Ho condotto per una settimana la trasmissione “prima Pagina”, la rassegna stampa in onda su Radio3 e condotta a rotazione da giornalisti di diverse testate. Dopo la lettura dei giornali la trasmissione prevede un “filo diretto” con gli ascoltatori durante il quale il conduttore risponde alle loro domande.
E’ stata una esperienza interessante che mi ha fatto molto riflettere sulla qualità del dibattito pubblico nel paese e sulla mia capacità di incassare insulti. I temi caldi di quella settimana appena trascorsa erano gli stessi di questa appena cominciata: la giustizia, con tutto il suo accompagnamento di provvedimenti “salva-premier” e le impronte per i bambini rom. Chi legge l’Occidentale un po’ conosce le mie opinioni in proposito, ma non è di questo che voglio parlare: mi interessa invece la meccanica del dialogo con gli ascoltatori perché essa riflette – in piccolo – la generale dinamica della discussione politica.
La maggior parte delle telefonate che ho ricevuto erano fortemente polemiche nei miei confronti, soprattutto quando mi permettevo di argomentare in difesa delle misure del governo sulle questioni già citate. Le reazioni negative degli ascoltatori (ce n’era qualcuna anche positiva per mia fortuna) si dividevano in due grandi gruppi: i primi mi accusavano di essere incompetente, di non sapere quello che dicevo e in sostanza di essere un po’ “fuori di testa”; i secondi erano invece convinti che io fossi un venduto, un prezzolato del Caimano, uno che tradiva le sue vere idee per qualche inconfessabile motivo. A parte il fatto che non sapevo chi preferire, ne sono uscito con le ossa rotte ma ne ho anche tratto qualche lezione.
La maggior parte di coloro che votano a sinistra, leggono Repubblica o l’Unità e si ritengono di diritto dalla parte del Bene e del Vero, ragionano allo stesso modo. E così fanno i loro rappresentati in politica o in Parlamento. Le opinioni che non si condividono sono 1) frutto di annebbiamento o di colpevole incompetenza; 2) dovute al “prolasso morale” di chi ha tradito se stesso e le sue vere idee in cambio di qualche vantaggio.
E’ un modo molto comodo e auto-consolatorio di ragionare perché risparmia la fatica di mettere alla prova le proprie idee con quelle altrui. Chi non la pensa come noi, infatti, non ha opinioni: o è mezzo matto o è mezzo corrotto. O rinsavisce o va in galera, non resta che attendere.

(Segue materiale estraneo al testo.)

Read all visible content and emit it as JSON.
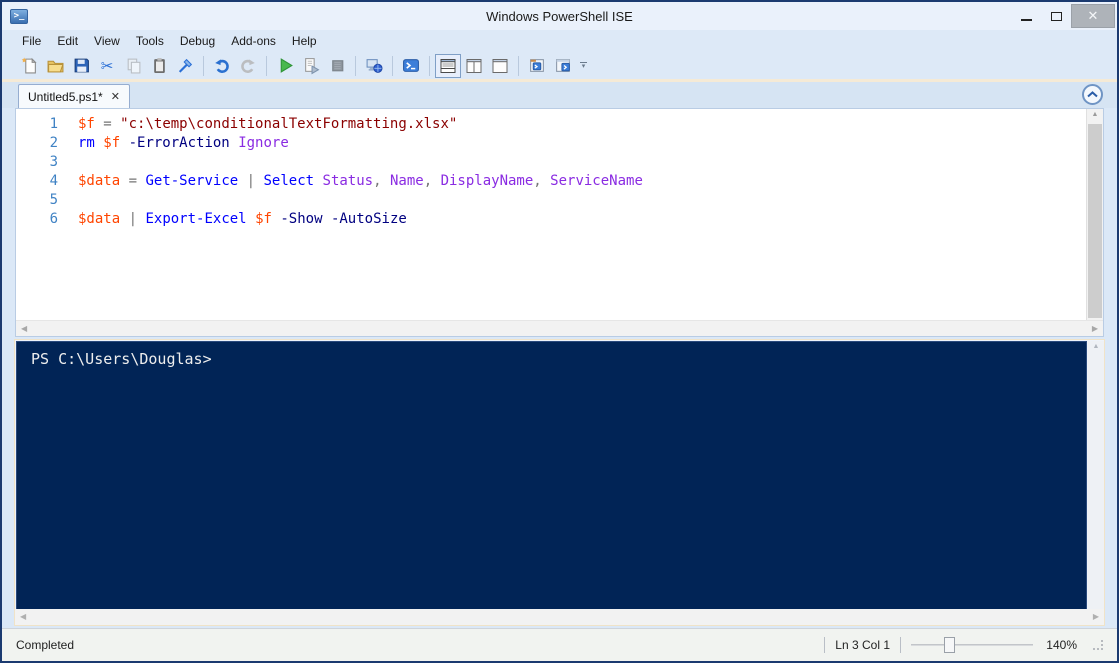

Quando Eugenio Scalfari, senza neppure nominarlo, accusa il direttore del Riformista, Antonio Polito, di aver mantenuto il suo talento ma perduto la sua fibra morale, corrisponde esattamente a questo schema, anzi lo alimenta e lo rafforza. Allo stesso modo i giornali che accusano Roberto Maroni di essere un epigono di Hitler per il fatto di voler prendere le impronte ai bimbi rom, dicono che il ministro dell’Interno è impazzito, ha tragicamente tralignato verso il male assoluto. Con costoro non si discute, ci si limita a metterli all’indice.
Tutto il dibattito sulla giustizia di questi giorni è corrotto da questo modo di pensare: Berlusconi è pazzo, ossessionato dalla sindrome dell’imputato e tutti coloro che lo seguono, parlamentari, giuristi, giornalisti, e persino elettori, sono suoi manutengoli prezzolati.
Se lo schema del centro sinistra resta questo: interdittivo, contro gli “interessi” e le “follie” della maggioranza quando è all’opposizione; e punitivo contro gli stessi “interessi” e “follie” quando è al governo, questo paese non farà mai un passo avanti. Veltroni l’ha capito e prepara le valigie.